Here is a brief description of each state:

  1. CREATED: The execution has been created but not yet started. This transient state indicates that the execution is waiting to be processed, and it should usually quickly transition to the RUNNING, CANCELLED or QUEUED state. If you see executions stuck in this state, it may indicate a problem with the system.
  2. QUEUED: The execution is waiting for a free slot to start running. This transient state is only used when the flow has concurrency limits and all available slots are taken.
  3. RUNNING: The execution is currently in progress. This transient state continues until all task runs are completed.
  4. SUCCESS: The execution has completed successfully. This terminal state indicates that the execution has completed successfully and all tasks have finished without errors (or were allowed to fail).
  5. WARNING: This terminal state is used when the execution has completed successfully, but one or more tasks have emitted warnings.
  6. FAILED: This state indicates that one or more tasks have failed and will not be retried. If there is an errors branch defined in the flow, the error tasks will be executed before permanently ending the execution, e.g. to send an alert about failure. Without any additional orchestration action, this state is usually considered as a terminal state. However, when the flow has a flow-level retry policy set to the RETRY_FAILED_TASK behavior, the execution will transition to the RETRYING state.
  7. RETRYING: This transient state indicates that the execution is currently retrying one or more failed task runs.
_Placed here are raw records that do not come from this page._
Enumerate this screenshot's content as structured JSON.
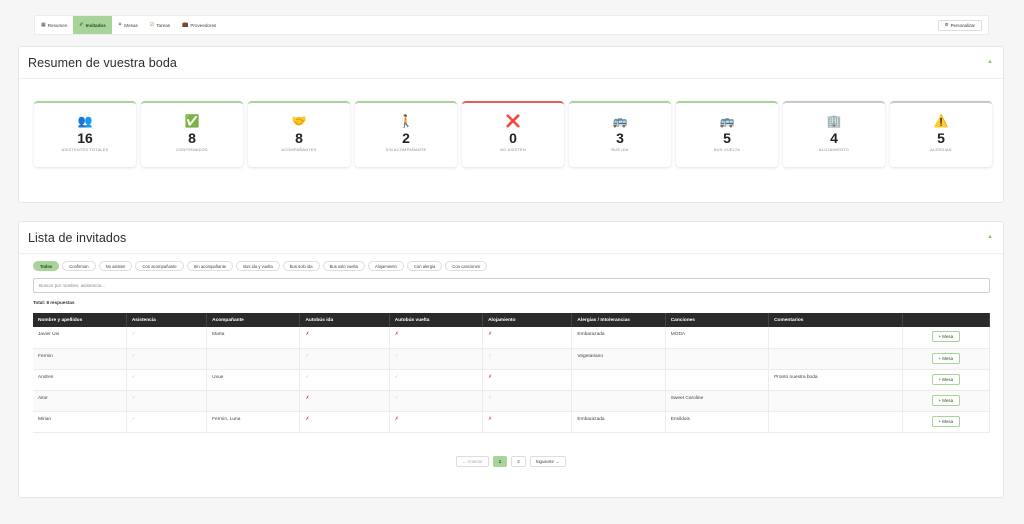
{
  "nav": {
    "tabs": [
      {
        "icon": "▦",
        "label": "Resumen"
      },
      {
        "icon": "✐",
        "label": "Invitados"
      },
      {
        "icon": "⚘",
        "label": "Mesas"
      },
      {
        "icon": "☑",
        "label": "Tareas"
      },
      {
        "icon": "💼",
        "label": "Proveedores"
      }
    ],
    "active_tab": "Invitados",
    "personalize_icon": "⚙",
    "personalize_label": "Personalizar"
  },
  "summary": {
    "title": "Resumen de vuestra boda",
    "collapse_icon": "▲",
    "cards": [
      {
        "icon": "👥",
        "value": "16",
        "label": "Asistentes totales"
      },
      {
        "icon": "✅",
        "value": "8",
        "label": "Confirmados"
      },
      {
        "icon": "🤝",
        "value": "8",
        "label": "Acompañantes"
      },
      {
        "icon": "🚶",
        "value": "2",
        "label": "Sin acompañante"
      },
      {
        "icon": "❌",
        "value": "0",
        "label": "No asisten"
      },
      {
        "icon": "🚌",
        "value": "3",
        "label": "Bus ida"
      },
      {
        "icon": "🚌",
        "value": "5",
        "label": "Bus vuelta"
      },
      {
        "icon": "🏢",
        "value": "4",
        "label": "Alojamiento"
      },
      {
        "icon": "⚠️",
        "value": "5",
        "label": "Alergias"
      }
    ]
  },
  "guests": {
    "title": "Lista de invitados",
    "collapse_icon": "▲",
    "filters": [
      "Todos",
      "Confirman",
      "No asisten",
      "Con acompañante",
      "Sin acompañante",
      "Bus ida y vuelta",
      "Bus solo ida",
      "Bus solo vuelta",
      "Alojamiento",
      "Con alergia",
      "Con canciones"
    ],
    "active_filter": "Todos",
    "search_placeholder": "Buscar por nombre, asistencia...",
    "total_text": "Total: 8 respuestas",
    "columns": [
      "Nombre y apellidos",
      "Asistencia",
      "Acompañante",
      "Autobús ida",
      "Autobús vuelta",
      "Alojamiento",
      "Alergias / Intolerancias",
      "Canciones",
      "Comentarios",
      ""
    ],
    "rows": [
      {
        "name": "Javier Uni",
        "asistencia": "✓",
        "acompanante": "Marta",
        "bus_ida": "✗",
        "bus_vuelta": "✗",
        "alojamiento": "✗",
        "alergias": "Embarazada",
        "canciones": "MODA",
        "comentarios": "",
        "action": "+ Mesa"
      },
      {
        "name": "Fermin",
        "asistencia": "✓",
        "acompanante": "",
        "bus_ida": "✓",
        "bus_vuelta": "✓",
        "alojamiento": "✓",
        "alergias": "Vegetariano",
        "canciones": "",
        "comentarios": "",
        "action": "+ Mesa"
      },
      {
        "name": "Andres",
        "asistencia": "✓",
        "acompanante": "Uxue",
        "bus_ida": "✓",
        "bus_vuelta": "✓",
        "alojamiento": "✗",
        "alergias": "",
        "canciones": "",
        "comentarios": "Pronto nuestra boda",
        "action": "+ Mesa"
      },
      {
        "name": "Aitor",
        "asistencia": "✓",
        "acompanante": "",
        "bus_ida": "✗",
        "bus_vuelta": "✓",
        "alojamiento": "✓",
        "alergias": "",
        "canciones": "Sweet Caroline",
        "comentarios": "",
        "action": "+ Mesa"
      },
      {
        "name": "Mirian",
        "asistencia": "✓",
        "acompanante": "Fermin, Luna",
        "bus_ida": "✗",
        "bus_vuelta": "✗",
        "alojamiento": "✗",
        "alergias": "Embarazada",
        "canciones": "Ensildois",
        "comentarios": "",
        "action": "+ Mesa"
      }
    ],
    "pager": {
      "prev": "← Anterior",
      "pages": [
        "1",
        "2"
      ],
      "current": "1",
      "next": "Siguiente →"
    }
  },
  "colors": {
    "accent": "#a8d49a",
    "danger": "#e23a3a",
    "header_dark": "#2a2a2a"
  }
}
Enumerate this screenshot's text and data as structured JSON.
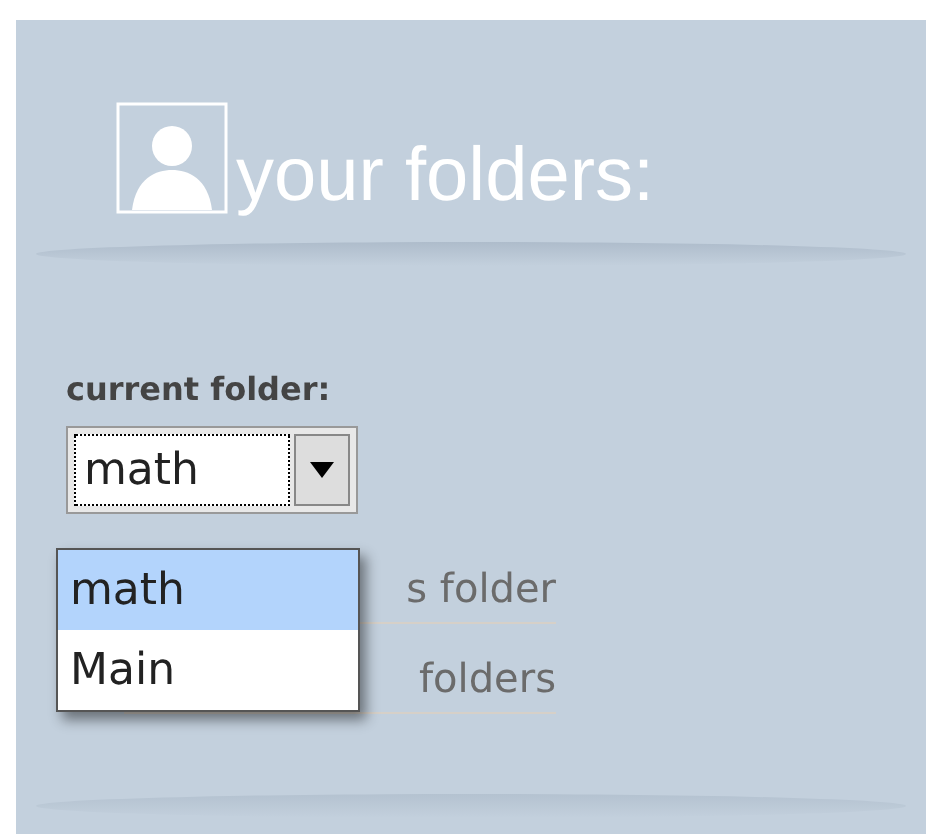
{
  "header": {
    "title": "your folders:"
  },
  "current_folder": {
    "label": "current folder:",
    "select": {
      "value": "math",
      "expanded": true,
      "options": [
        {
          "label": "math",
          "selected": true
        },
        {
          "label": "Main",
          "selected": false
        }
      ]
    }
  },
  "links": [
    "s folder",
    "folders"
  ]
}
After all retry attempts are exhausted, the execution will transition to the terminal SUCCESS, WARNING or FAILED state.
  8. RETRIED: This terminal state indicates that the execution has been retried according to the flow-level retry policy set to the CREATE_NEW_EXECUTION behavior. This means that the original execution (which failed and has been retried) is marked as RETRIED, and a new execution is created to run the flow again.
  9. PAUSED: This transient state indicates that the execution is awaiting manual approval or has been paused for a fixed duration before continuing the execution. Note that there is no RESUMING or RESUMED states as the execution will transition directly from the PAUSED to a RUNNING state as soon as the paused execution is resumed.
  10. RESTARTED: This transient state is equivalent to the CREATED state, but for a failed execution that has been restarted e.g. from the UI. Such execution will transition to the RUNNING state as soon as the restarted execution is processed.
  11. CANCELLED: This terminal state indicates that the execution has been automatically cancelled by the system, usually because the concurrency limit was reached and the concurrency behavior was set to CANCEL in order to cancel all executions that exceed the concurrency limit.
  12. KILLING: This transient state indicates that the user has issued a command to kill the execution, e.g. via a task or by clicking on the Kill button in the UI. The system is in the process of terminating (aka killing) the task runs associated with the execution which are still in progress. As soon as all task runs are terminated, the execution will transition to the KILLED state.
  13. KILLED: This terminal state indicates that the execution has been killed upon request by the user. No more tasks will be able to run, and the execution is considered terminated.
Mermaid source code for the Execution States diagram

What is the difference between the CANCELLED and KILLED states?

  1. The CANCELLED state is used when the system automatically cancels an execution due to the concurrency limit being reached.
  2. The KILLING state is used when the user manually kills an execution and the system is in the process of terminating the task runs associated with the execution.
  3. The KILLED state is used when the execution has been killed upon request by the user.

How are task run states different from execution states?

Task run states represent the status of a single task run within an execution.

taskrun_states

Each task runs can be set to one of the following states:

  1. CREATED: The task run has been created but not yet started.
  2. RUNNING: The task run is currently in progress.
  3. SUCCESS: The task run has completed successfully.
  4. WARNING: The task run has completed successfully but with warnings.
  5. FAILED: The task run has failed.
  6. RETRYING: The task run is currently being retried.
  7. RETRIED: The task run has been retried.
  8. KILLING: The task run is in the process of being killed.
  9. KILLED: The task run has been killed upon request by the user.

Note how there is no QUEUED, CANCELLED, PAUSED or RESTARTED states for task runs.